To trzecia już próba ogłoszenia zakończenia zmagań z tą epidemią, która w Liberii wybuchła wiosna 2014 r. Poprzednie dwie miały miejsce w maju i we wrześniu 2015 r. Jednak za każdym razem wciąż jeszcze wykrywano pojedyncze przypadki zakażenia ebolą.
 

Odpowiedzialny w Liberii za walkę z epidemią Francis Karteh powiedział, że tym razem powinno być inaczej.
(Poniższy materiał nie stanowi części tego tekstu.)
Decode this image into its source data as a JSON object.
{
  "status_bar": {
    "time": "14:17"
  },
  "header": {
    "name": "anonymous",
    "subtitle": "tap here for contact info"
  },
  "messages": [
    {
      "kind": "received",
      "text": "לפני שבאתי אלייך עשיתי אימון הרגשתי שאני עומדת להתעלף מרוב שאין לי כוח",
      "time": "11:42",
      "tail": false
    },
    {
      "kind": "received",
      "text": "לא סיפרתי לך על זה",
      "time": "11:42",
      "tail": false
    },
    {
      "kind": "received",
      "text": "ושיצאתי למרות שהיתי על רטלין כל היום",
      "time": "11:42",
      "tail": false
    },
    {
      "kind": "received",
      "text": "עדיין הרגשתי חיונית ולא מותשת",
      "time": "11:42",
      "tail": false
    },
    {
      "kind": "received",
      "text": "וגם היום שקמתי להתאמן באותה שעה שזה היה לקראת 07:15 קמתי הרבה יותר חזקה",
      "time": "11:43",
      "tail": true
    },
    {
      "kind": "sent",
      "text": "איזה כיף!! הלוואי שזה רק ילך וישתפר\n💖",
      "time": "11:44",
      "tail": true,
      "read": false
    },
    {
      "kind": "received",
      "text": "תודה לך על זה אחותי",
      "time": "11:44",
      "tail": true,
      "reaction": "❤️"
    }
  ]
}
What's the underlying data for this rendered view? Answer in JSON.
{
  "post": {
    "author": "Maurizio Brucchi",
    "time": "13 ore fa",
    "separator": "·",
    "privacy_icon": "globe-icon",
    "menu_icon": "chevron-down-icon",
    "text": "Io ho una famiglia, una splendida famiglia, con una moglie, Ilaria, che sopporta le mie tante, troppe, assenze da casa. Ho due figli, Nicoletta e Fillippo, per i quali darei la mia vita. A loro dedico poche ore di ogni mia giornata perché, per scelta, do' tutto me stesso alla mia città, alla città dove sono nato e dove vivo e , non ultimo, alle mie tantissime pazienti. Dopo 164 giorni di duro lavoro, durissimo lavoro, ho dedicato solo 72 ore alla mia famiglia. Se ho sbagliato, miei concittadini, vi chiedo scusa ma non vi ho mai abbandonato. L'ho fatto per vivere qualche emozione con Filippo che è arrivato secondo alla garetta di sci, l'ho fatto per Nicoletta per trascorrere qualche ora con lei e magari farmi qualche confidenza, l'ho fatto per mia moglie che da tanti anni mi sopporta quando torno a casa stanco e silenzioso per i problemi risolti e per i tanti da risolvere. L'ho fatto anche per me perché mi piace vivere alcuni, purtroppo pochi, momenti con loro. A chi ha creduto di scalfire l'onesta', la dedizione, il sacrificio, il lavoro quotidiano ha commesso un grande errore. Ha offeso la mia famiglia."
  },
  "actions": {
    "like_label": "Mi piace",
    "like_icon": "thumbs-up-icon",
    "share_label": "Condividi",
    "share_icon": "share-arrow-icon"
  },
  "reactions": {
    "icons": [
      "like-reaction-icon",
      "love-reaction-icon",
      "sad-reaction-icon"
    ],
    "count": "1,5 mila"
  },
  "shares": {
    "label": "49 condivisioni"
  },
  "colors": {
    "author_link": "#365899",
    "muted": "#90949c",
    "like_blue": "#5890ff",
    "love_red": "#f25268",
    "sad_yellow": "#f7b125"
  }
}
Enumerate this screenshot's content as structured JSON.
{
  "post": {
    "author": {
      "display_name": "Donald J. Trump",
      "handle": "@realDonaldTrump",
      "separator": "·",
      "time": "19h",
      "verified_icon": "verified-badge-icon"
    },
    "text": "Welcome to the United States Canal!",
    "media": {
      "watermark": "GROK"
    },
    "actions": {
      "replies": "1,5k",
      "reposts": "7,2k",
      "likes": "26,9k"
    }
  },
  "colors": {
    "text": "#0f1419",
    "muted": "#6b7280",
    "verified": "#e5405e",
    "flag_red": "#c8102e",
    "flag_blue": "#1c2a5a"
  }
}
Ostatnie dwa przypadku zakażenia ebolą odnotowano 3 grudnia 2015 r. Przyjmuje się, że po 42 dniach od wykrycia infekcji nie mogą oni zakażać innych osób.
 

W Liberii na wywoływaną przez wirus ebola gorączkę krwotoczna zmarło 4,8 tys. osób, a w całej Afryce Zachodniej – ponad 11 tys. W szczycie zachorowań w sierpniu 2014 r. tygodniowo umierało 400 chorych. Poza Liberią epidemia rozwinęła się również w Gwinei i Sierra Leone. Jedynie pojedyncze przypadki odnotowano w Mali, Nigerii i Senegalu.
 

Pierwszy przypadek zakażenia odnotowano w Gwinei pod koniec 2013 r. Potem choroba przenosiła się na sąsiednie kraje. Epidemia mocno dotknęła służbę zdrowia oraz gospodarkę w całej Afryce Zachodniej. Według Banku Światowego, Sierra Leone jest w silnej recesji.